2. Ask for specific reasons why the old personas won’t help with this problem, and for specific reasons why the old personas aren’t ‘good’ anymore. You’ll probably hear things like:
The market or data or users or customers have changed, so the personas don’t represent them anymore.
No one pays attention to the personas, so they must be wrong.
I don’t trust that the old personas really do represent the data.
I have no idea how the old personas were created, or what they were created for, so I don’t know that they will apply to the problems I’m trying to solve.
3. Go find out more about the ‘old’ personas. Who created them? For what reason? How did they do it? How much did the persona effort cost? Did they work at all, ever? If so, how, for what project or department? In what specific ways did they ‘work?’ You’ll probably find at least one of the following:
Someone in a position of power read or heard about personas and thought they were a great idea and funded a project — often without super-specific reasons for doing so.
Someone without tons of power did a skunkworks project to create personas and try to drive them ‘up’ in the organization, without real success.
Marketing created personas ‘for’ marketing, or a product team created personas ‘for’ a product or products.
Someone hired an agency to create the personas — usually with a hefty pricetag and as a deliverable after a major data collection and analysis project.
4. Take this information and do an assessment. Is there any reason to think that ‘refreshing’ the personas in some way will really solve the problem that the stakeholder has? Personas are not magic. Fresh data does not make them magical. They are a tool that either works or it doesn’t. A hammer doesn’t work on a screw (just as personas won’t solve a problem that can’t be solved with a persona).

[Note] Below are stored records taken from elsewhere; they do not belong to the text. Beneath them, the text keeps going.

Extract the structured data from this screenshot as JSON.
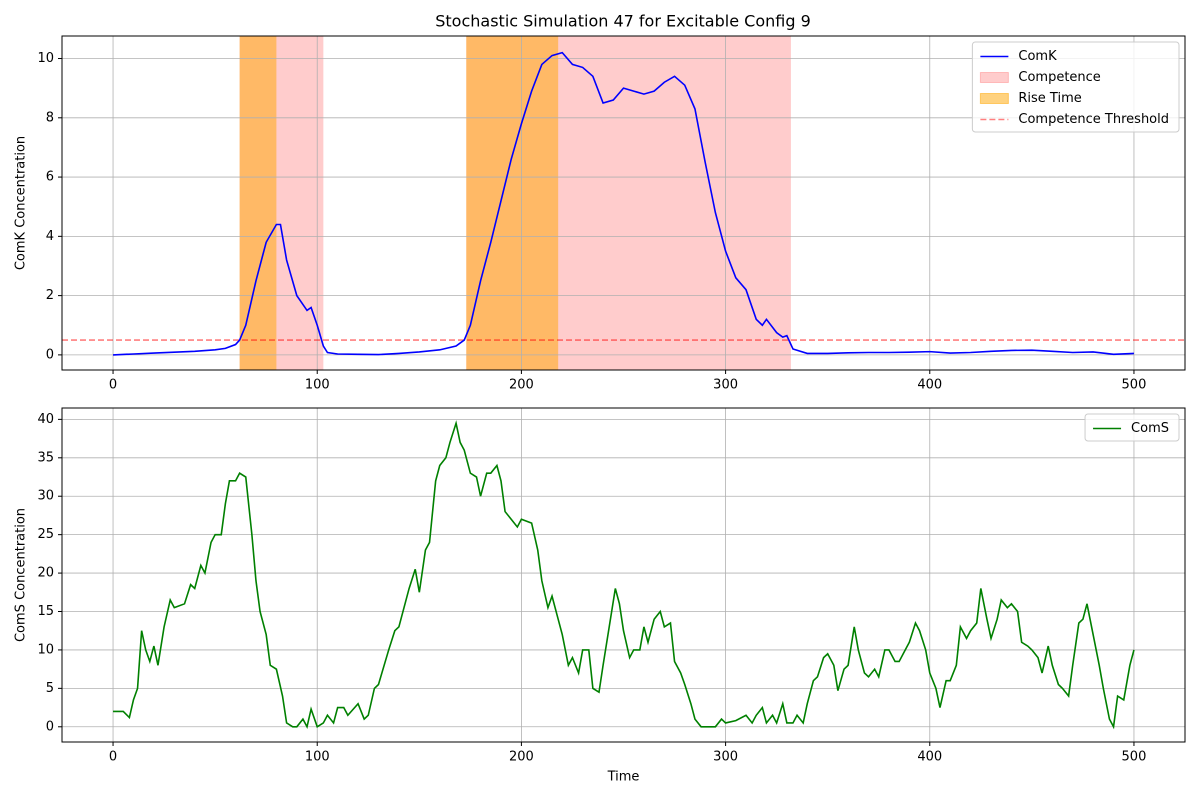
{
  "chart_data": [
    {
      "type": "line",
      "title": "Stochastic Simulation 47 for Excitable Config 9",
      "y_label": "ComK Concentration",
      "x": [
        0,
        10,
        20,
        30,
        40,
        50,
        55,
        60,
        62,
        65,
        70,
        75,
        80,
        82,
        85,
        90,
        95,
        97,
        100,
        103,
        105,
        110,
        120,
        130,
        140,
        150,
        160,
        168,
        172,
        175,
        180,
        185,
        190,
        195,
        200,
        205,
        210,
        215,
        220,
        225,
        230,
        235,
        240,
        245,
        250,
        255,
        260,
        265,
        270,
        275,
        280,
        285,
        290,
        295,
        300,
        305,
        310,
        315,
        318,
        320,
        325,
        328,
        330,
        333,
        340,
        350,
        360,
        370,
        380,
        390,
        400,
        410,
        420,
        430,
        440,
        450,
        460,
        470,
        480,
        490,
        500
      ],
      "series": [
        {
          "name": "ComK",
          "color": "#0000ff",
          "values": [
            0.0,
            0.03,
            0.06,
            0.09,
            0.12,
            0.17,
            0.22,
            0.35,
            0.5,
            1.0,
            2.5,
            3.8,
            4.4,
            4.4,
            3.2,
            2.0,
            1.5,
            1.6,
            1.0,
            0.3,
            0.08,
            0.03,
            0.02,
            0.01,
            0.05,
            0.1,
            0.17,
            0.3,
            0.5,
            1.0,
            2.5,
            3.8,
            5.2,
            6.6,
            7.8,
            8.9,
            9.8,
            10.1,
            10.2,
            9.8,
            9.7,
            9.4,
            8.5,
            8.6,
            9.0,
            8.9,
            8.8,
            8.9,
            9.2,
            9.4,
            9.1,
            8.3,
            6.5,
            4.8,
            3.5,
            2.6,
            2.2,
            1.2,
            1.0,
            1.2,
            0.75,
            0.6,
            0.65,
            0.2,
            0.05,
            0.05,
            0.07,
            0.08,
            0.08,
            0.09,
            0.11,
            0.06,
            0.08,
            0.12,
            0.15,
            0.16,
            0.12,
            0.08,
            0.1,
            0.02,
            0.05
          ]
        }
      ],
      "spans": [
        {
          "name": "Competence",
          "color": "#ff0000",
          "alpha": 0.2,
          "ranges": [
            [
              62,
              103
            ],
            [
              173,
              332
            ]
          ]
        },
        {
          "name": "Rise Time",
          "color": "#ffa500",
          "alpha": 0.5,
          "ranges": [
            [
              62,
              80
            ],
            [
              173,
              218
            ]
          ]
        }
      ],
      "hlines": [
        {
          "name": "Competence Threshold",
          "value": 0.5,
          "color": "#ff0000",
          "alpha": 0.5,
          "style": "dashed"
        }
      ],
      "xlim": [
        -25,
        525
      ],
      "xticks": [
        0,
        100,
        200,
        300,
        400,
        500
      ],
      "ylim": [
        -0.51,
        10.76
      ],
      "yticks": [
        0,
        2,
        4,
        6,
        8,
        10
      ],
      "grid": true,
      "legend": "upper right"
    },
    {
      "type": "line",
      "x_label": "Time",
      "y_label": "ComS Concentration",
      "x": [
        0,
        5,
        8,
        10,
        12,
        14,
        16,
        18,
        20,
        22,
        25,
        28,
        30,
        35,
        38,
        40,
        43,
        45,
        48,
        50,
        53,
        55,
        57,
        60,
        62,
        65,
        68,
        70,
        72,
        75,
        77,
        80,
        83,
        85,
        88,
        90,
        93,
        95,
        97,
        100,
        103,
        105,
        108,
        110,
        113,
        115,
        120,
        123,
        125,
        128,
        130,
        135,
        138,
        140,
        145,
        148,
        150,
        153,
        155,
        158,
        160,
        163,
        165,
        168,
        170,
        172,
        175,
        178,
        180,
        183,
        185,
        188,
        190,
        192,
        195,
        198,
        200,
        205,
        208,
        210,
        213,
        215,
        218,
        220,
        223,
        225,
        228,
        230,
        233,
        235,
        238,
        240,
        243,
        246,
        248,
        250,
        253,
        255,
        258,
        260,
        262,
        265,
        268,
        270,
        273,
        275,
        278,
        280,
        283,
        285,
        288,
        290,
        295,
        298,
        300,
        305,
        310,
        313,
        315,
        318,
        320,
        323,
        325,
        328,
        330,
        333,
        335,
        338,
        340,
        343,
        345,
        348,
        350,
        353,
        355,
        358,
        360,
        363,
        365,
        368,
        370,
        373,
        375,
        378,
        380,
        383,
        385,
        388,
        390,
        393,
        395,
        398,
        400,
        403,
        405,
        408,
        410,
        413,
        415,
        418,
        420,
        423,
        425,
        428,
        430,
        433,
        435,
        438,
        440,
        443,
        445,
        448,
        450,
        453,
        455,
        458,
        460,
        463,
        465,
        468,
        470,
        473,
        475,
        477,
        480,
        483,
        485,
        488,
        490,
        492,
        495,
        498,
        500
      ],
      "series": [
        {
          "name": "ComS",
          "color": "#008000",
          "values": [
            2,
            2.0,
            1.2,
            3.5,
            5,
            12.5,
            10,
            8.5,
            10.5,
            8,
            13,
            16.5,
            15.5,
            16,
            18.5,
            18,
            21,
            20,
            24,
            25,
            25,
            29,
            32,
            32,
            33,
            32.5,
            25,
            19,
            15,
            12,
            8,
            7.5,
            4,
            0.5,
            0,
            0,
            1,
            0,
            2.3,
            0,
            0.5,
            1.5,
            0.5,
            2.5,
            2.5,
            1.5,
            3,
            1,
            1.5,
            5,
            5.5,
            10,
            12.5,
            13,
            18,
            20.5,
            17.5,
            23,
            24,
            32,
            34,
            35,
            37,
            39.5,
            37,
            36,
            33,
            32.5,
            30,
            33,
            33,
            34,
            32,
            28,
            27,
            26,
            27,
            26.5,
            23,
            19,
            15.5,
            17,
            14,
            12,
            8,
            9,
            7,
            10,
            10,
            5,
            4.5,
            8,
            13,
            18,
            16,
            12.5,
            9,
            10,
            10,
            13,
            11,
            14,
            15,
            13,
            13.5,
            8.5,
            7,
            5.5,
            3,
            1,
            0,
            0,
            0,
            1,
            0.5,
            0.8,
            1.5,
            0.5,
            1.5,
            2.5,
            0.5,
            1.5,
            0.5,
            3,
            0.5,
            0.5,
            1.5,
            0.5,
            3,
            6,
            6.5,
            9,
            9.5,
            8,
            4.7,
            7.5,
            8,
            13,
            10,
            7,
            6.5,
            7.5,
            6.5,
            10,
            10,
            8.5,
            8.5,
            10,
            11,
            13.5,
            12.5,
            10,
            7,
            5,
            2.5,
            6,
            6,
            8,
            13,
            11.5,
            12.5,
            13.5,
            18,
            14,
            11.5,
            14,
            16.5,
            15.5,
            16,
            15,
            11,
            10.5,
            10,
            9,
            7,
            10.5,
            8,
            5.5,
            5,
            4,
            8,
            13.5,
            14,
            16,
            12,
            8,
            5,
            1,
            0,
            4,
            3.5,
            8,
            10
          ]
        }
      ],
      "xlim": [
        -25,
        525
      ],
      "xticks": [
        0,
        100,
        200,
        300,
        400,
        500
      ],
      "ylim": [
        -1.98,
        41.48
      ],
      "yticks": [
        0,
        5,
        10,
        15,
        20,
        25,
        30,
        35,
        40
      ],
      "grid": true,
      "legend": "upper right"
    }
  ]
}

And a hammer doesn’t help much if your goal is to ‘build a house’ (just as personas won’t help with a huge, unspecific goal like ‘get more customer-focused).Pull out that old quote: the true definition of insanity is doing the same thing and expecting a different result.

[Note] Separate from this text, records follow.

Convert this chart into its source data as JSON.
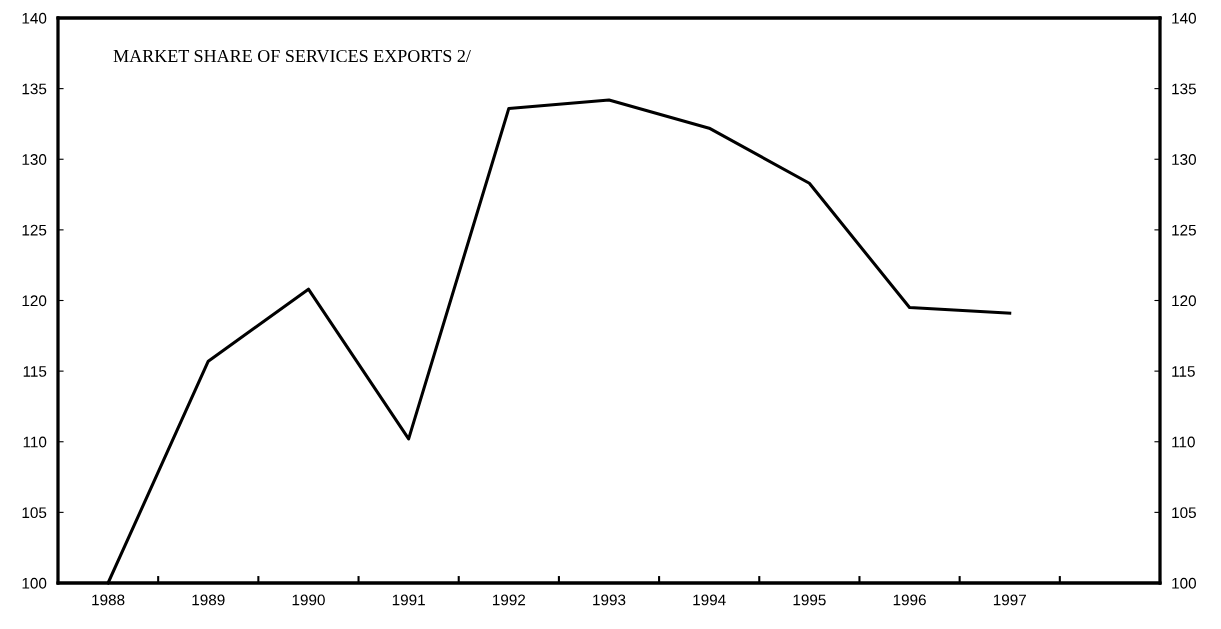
{
  "chart_data": {
    "type": "line",
    "title": "MARKET SHARE OF SERVICES EXPORTS 2/",
    "categories": [
      "1988",
      "1989",
      "1990",
      "1991",
      "1992",
      "1993",
      "1994",
      "1995",
      "1996",
      "1997",
      null
    ],
    "series": [
      {
        "color": "#000000",
        "values": [
          100,
          115.7,
          120.8,
          110.2,
          133.6,
          134.2,
          132.2,
          128.3,
          119.5,
          119.1,
          null
        ]
      }
    ],
    "ylim": [
      100,
      140
    ],
    "yticks": [
      100,
      105,
      110,
      115,
      120,
      125,
      130,
      135,
      140
    ],
    "y2lim": [
      100,
      140
    ],
    "y2ticks": [
      100,
      105,
      110,
      115,
      120,
      125,
      130,
      135,
      140
    ],
    "grid": false,
    "legend": false,
    "marker": "none",
    "line_style": "solid"
  }
}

Personas are amazing, killer, hugely impactful tools. They can be built to live almost forever. But they only work if they are created and applied to solve specific, persona-solvable problems. And they only work if they actually make people’s lives easier in the organization — especially the lives of the muckety-mucks.
Therefore, that’s your job: Go figure out why the personas didn’t work before, and why they are wanted now. If you can do that, you’ll be well on your way to a new set of personas created and deployed in a new way to solve a well-defined set of problems.